As drug smuggling becomes more and more dicey, smugglers are becoming more and more resourceful. Smugglers for years have used fast boats on the water to get their illegal wares to customers. But now they’ve taken to traveling under the water in homemade submarines that are very difficult to detect.
The Mexican navy seized one of them just this week in the Pacific, about 125 miles off the southern state of Oaxaca. They’re not telling how they found the sub, only that “intelligence” from national and international agencies helped them discover it. The 33-foot vessel was carrying several tons of cocaine. The four-man crew, who identified themselves as fishermen, claimed they did not know what was in the sealed cargo.
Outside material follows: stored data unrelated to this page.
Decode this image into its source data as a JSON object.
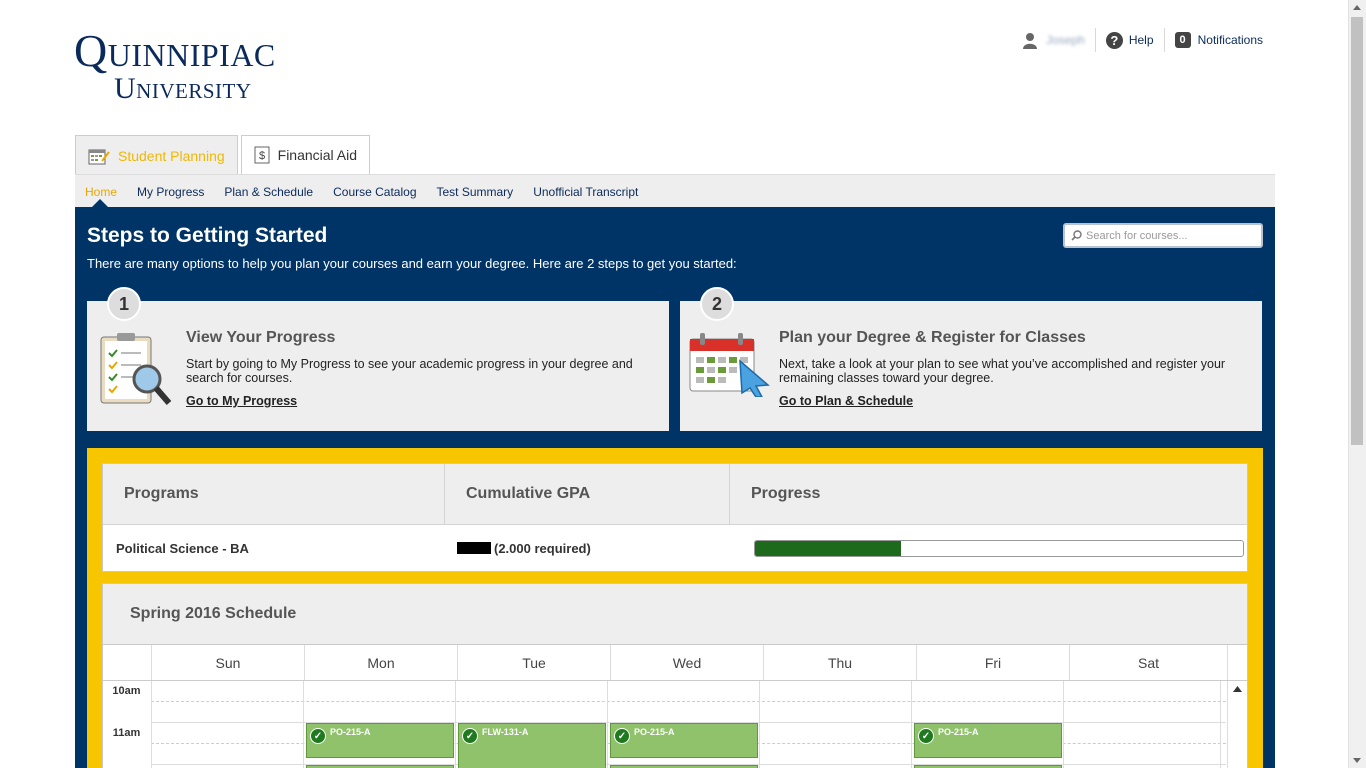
{
  "logo": {
    "line1": "Quinnipiac",
    "line2": "University"
  },
  "header": {
    "user_name": "Joseph",
    "help_label": "Help",
    "notifications_count": "0",
    "notifications_label": "Notifications"
  },
  "tabs": [
    {
      "label": "Student Planning",
      "active": true
    },
    {
      "label": "Financial Aid",
      "active": false
    }
  ],
  "subnav": [
    "Home",
    "My Progress",
    "Plan & Schedule",
    "Course Catalog",
    "Test Summary",
    "Unofficial Transcript"
  ],
  "steps": {
    "title": "Steps to Getting Started",
    "subtitle": "There are many options to help you plan your courses and earn your degree. Here are 2 steps to get you started:",
    "search_placeholder": "Search for courses...",
    "cards": [
      {
        "number": "1",
        "title": "View Your Progress",
        "text": "Start by going to My Progress to see your academic progress in your degree and search for courses.",
        "link": "Go to My Progress"
      },
      {
        "number": "2",
        "title": "Plan your Degree & Register for Classes",
        "text": "Next, take a look at your plan to see what you’ve accomplished and register your remaining classes toward your degree.",
        "link": "Go to Plan & Schedule"
      }
    ]
  },
  "programs": {
    "headers": [
      "Programs",
      "Cumulative GPA",
      "Progress"
    ],
    "rows": [
      {
        "program": "Political Science - BA",
        "gpa_required": "(2.000 required)",
        "progress_fraction": 0.3
      }
    ]
  },
  "schedule": {
    "title": "Spring 2016 Schedule",
    "days": [
      "Sun",
      "Mon",
      "Tue",
      "Wed",
      "Thu",
      "Fri",
      "Sat"
    ],
    "hours": [
      "10am",
      "11am"
    ],
    "events": [
      {
        "day_index": 1,
        "label": "PO-215-A"
      },
      {
        "day_index": 2,
        "label": "FLW-131-A"
      },
      {
        "day_index": 3,
        "label": "PO-215-A"
      },
      {
        "day_index": 5,
        "label": "PO-215-A"
      }
    ]
  },
  "colors": {
    "navy": "#003366",
    "gold": "#f7c600",
    "accent": "#e8a800",
    "event_green": "#90c26b",
    "progress_green": "#1d6a1d"
  }
}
They had left the Colombian coastal town of Buenaventura and had traveled about 1300 miles in a week. They were to be paid $500 each by drug traffickers who threatened to harm their families, they told officials.
This isn’t the first time mini-subs have been intercepted. The US Coast Guard has seized more than a dozen in the last two and a half years, which is considered a fraction of the submarines out in the seas. It shows how crafty the drug traffickers are becoming as they push their cargo toward the US.
The fiberglass subs are generally well constructed, although they are not able to dive and resurface like regular submarines. Increasingly sophisticated, with self-propelled models powered by 350-horsepower diesel engines and equipped with ballast and communications systems, they are hard to spot.
Buenaventura is one of the places where Colombian authorities have seized the fiberglass mini-subs, some while still under construction. Officials believe that at least some of the boats have been built for the Revolutionary Armed Forces of Colombia (FARC), a rebel group widely considered the country’s leading drug trafficker.
US law enforcement officials are concerned that the vessels could eventually be used by terrorists against American targets.